Su uso y finalidad-y separe las aguas de las aguas, esto es, para distinguir
entre las aguas que están arropadas en las nubes y las que cubren el mar-. Dios
posee, en el firmamento de su poder cámaras y despensas desde las que riega la
tierra. ¡Oh, qué gran Dios es Él, que así provee para el bienestar de todos los
que le sirven!
4. Le puso nombre: Y
llamó Dios a la expansión Cielos.
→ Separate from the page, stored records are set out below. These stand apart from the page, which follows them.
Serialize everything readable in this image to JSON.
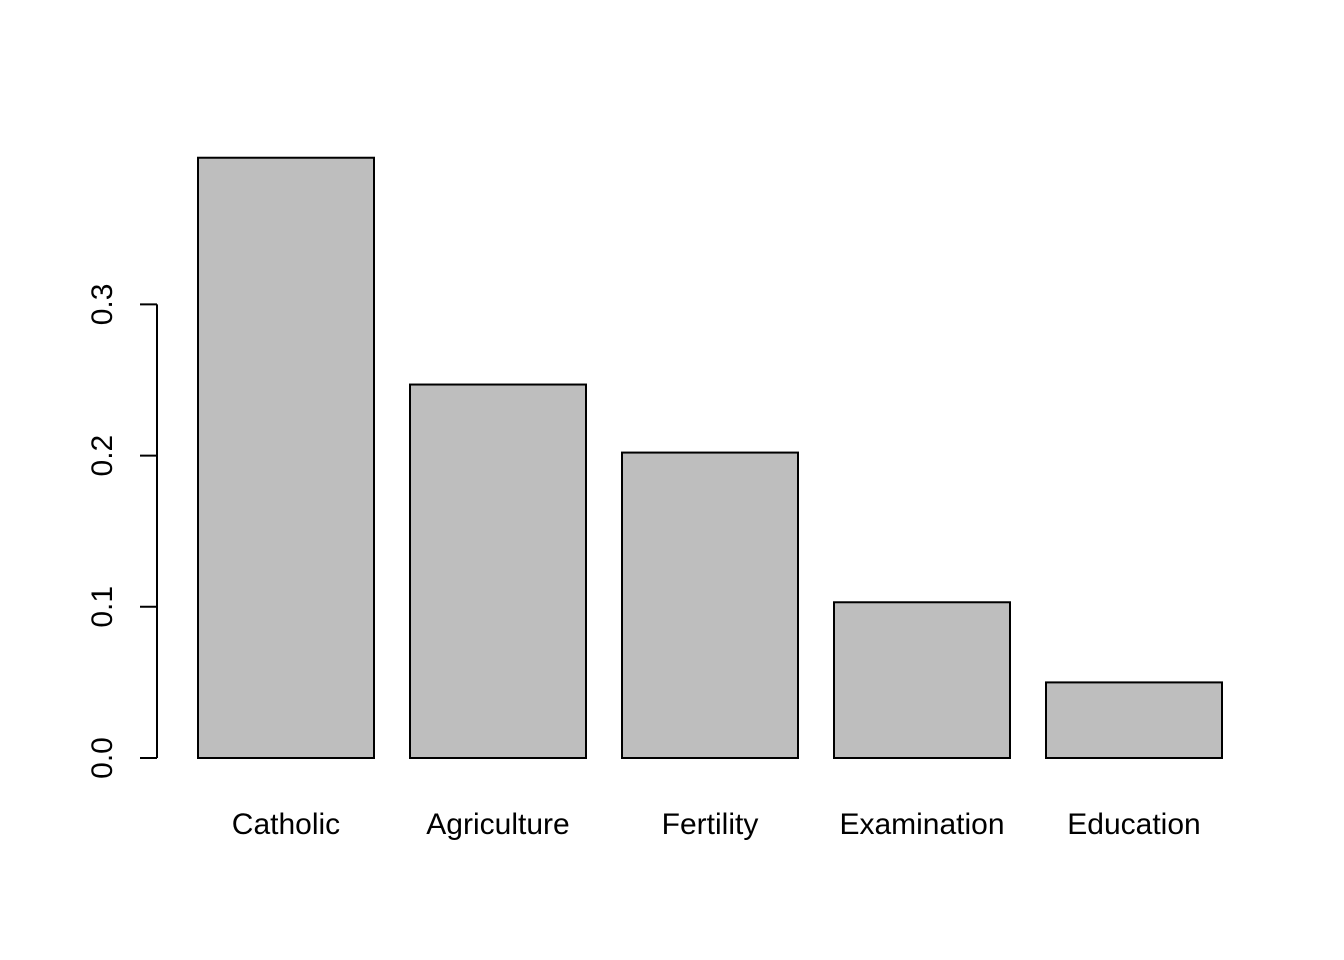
{
  "chart_data": {
    "type": "bar",
    "categories": [
      "Catholic",
      "Agriculture",
      "Fertility",
      "Examination",
      "Education"
    ],
    "values": [
      0.397,
      0.247,
      0.202,
      0.103,
      0.05
    ],
    "title": "",
    "xlabel": "",
    "ylabel": "",
    "ylim": [
      0,
      0.397
    ],
    "yticks": [
      0.0,
      0.1,
      0.2,
      0.3
    ],
    "ytick_labels": [
      "0.0",
      "0.1",
      "0.2",
      "0.3"
    ],
    "grid": false,
    "legend": "none",
    "colors": {
      "bar_fill": "#bebebe",
      "bar_stroke": "#000000",
      "background": "#ffffff"
    }
  }
}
Es el Cielo que vemos, pavimento de la santa
ciudad; se nos dice que Dios tiene su trono encima del firmamento (Ez. 1:26).
Por la contemplación de los cielos que están a nuestra vista, deberíamos ser
guiados a considerar a nuestro Padre que está en los cielos. La altura de los
cielos debería recordarnos la supremacía de Dios y la infinita distancia que
hay entre nosotros y Él; el resplandor y la pureza de los cielos debería
recordarnos Su gloria, majestad y perfecta santidad; la extensión de los cielos
que envuelven a la tierra y la influencia que tienen sobre ella debería
recordarnos Su inmensidad y Su providencia universal.